We had lunch at a barbeque restaurant, and BBQ chicken salad was on the menu. At first I thought this was going to be a BTD friendly restaurant. They listed several choices of sauce in the menu, and they noted which ones were gluten free. I asked the server what was in the chicken salad, and she said “lettuce tomato, chicken.” That sounded fine. However, When salad arrived it had also had raw onions, carrots, and finely grated cheese. I was glad to have the carrots. The raw onions were in big enough pieces that I could pull them out and give them to HH. There was no way I could get the cheese out of the salad. I went ahead and it. A little cheese is not going to ruin my day, and I didn’t want to waste the food. But it made me think of several friends who have serious food allergies and the difficulties they face when a server gives bad information.
Tip #1. If a customer asks what is in a menu item, give them accurate information.

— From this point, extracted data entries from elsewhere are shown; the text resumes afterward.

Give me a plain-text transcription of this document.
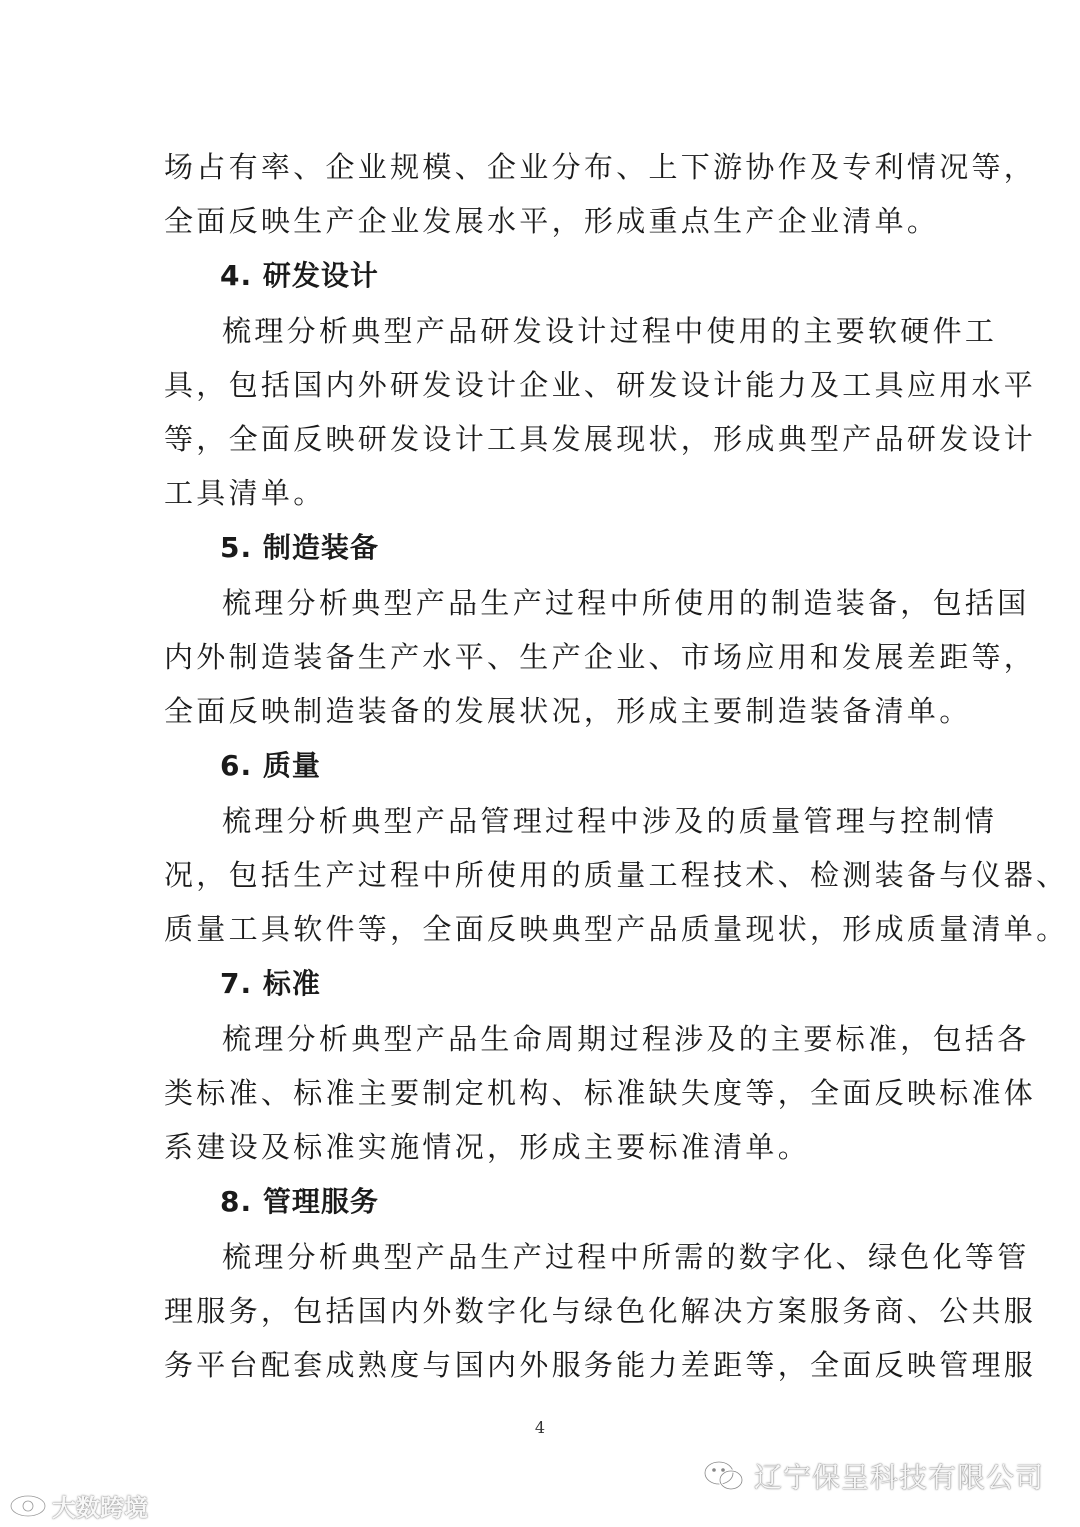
场占有率、企业规模、企业分布、上下游协作及专利情况等，
全面反映生产企业发展水平，形成重点生产企业清单。
4. 研发设计
梳理分析典型产品研发设计过程中使用的主要软硬件工
具，包括国内外研发设计企业、研发设计能力及工具应用水平
等，全面反映研发设计工具发展现状，形成典型产品研发设计
工具清单。
5. 制造装备
梳理分析典型产品生产过程中所使用的制造装备，包括国
内外制造装备生产水平、生产企业、市场应用和发展差距等，
全面反映制造装备的发展状况，形成主要制造装备清单。
6. 质量
梳理分析典型产品管理过程中涉及的质量管理与控制情
况，包括生产过程中所使用的质量工程技术、检测装备与仪器、
质量工具软件等，全面反映典型产品质量现状，形成质量清单。
7. 标准
梳理分析典型产品生命周期过程涉及的主要标准，包括各
类标准、标准主要制定机构、标准缺失度等，全面反映标准体
系建设及标准实施情况，形成主要标准清单。
8. 管理服务
梳理分析典型产品生产过程中所需的数字化、绿色化等管
理服务，包括国内外数字化与绿色化解决方案服务商、公共服
务平台配套成熟度与国内外服务能力差距等，全面反映管理服
4
大数跨境
辽宁保呈科技有限公司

We were in a location where we had purchased tickets to get into a park. We had finished eating in the concession area. I wanted to refill my water bottle before we resumed our walk, so I asked one of the servers where I could find a water fountain. I was told in a very curt voice that there was no water fountain, that they SOLD water bottles. I left without buying anything else, and stopped at the next convenience store outside the park to buy water. If the server had said, “I am so sorry. We don’t have a water fountain. But our bottled water is only …” I would have pulled out the wallet.
Tip # 2. Politeness will increase sales.
We arrived at a restaurant and were seated by an obviously overworked server. He appeared to be the only server at a moderately busy lunch hour. To his credit, he served his customers in the order in which they arrived. However we watched as he refilled water glasses, took dessert orders, and bussed tables, while we sat for 20 minutes with our menus. All of us had decided what we wanted to order. I was having a chicken salad with artichoke hearts, avocado, mushrooms, feta and craisins. We weren’t in a hurry. If the server had taken a moment to just bring us a glass of water and write down our order, we could have visited quite happily while we waited. As it was, we couldn’t even leave the table to wash our hands for fear we would miss him.
Tip # 3. Give new customers just a little attention before waiting on those who want a third glass of soda.
One more tip for future Colorado travelers. If you are in Estes Park and want elegant service, BTD friendly food, and a fabulous view, go to The Shores. It was a delightful dining experience with attentive (but never pushy) servers.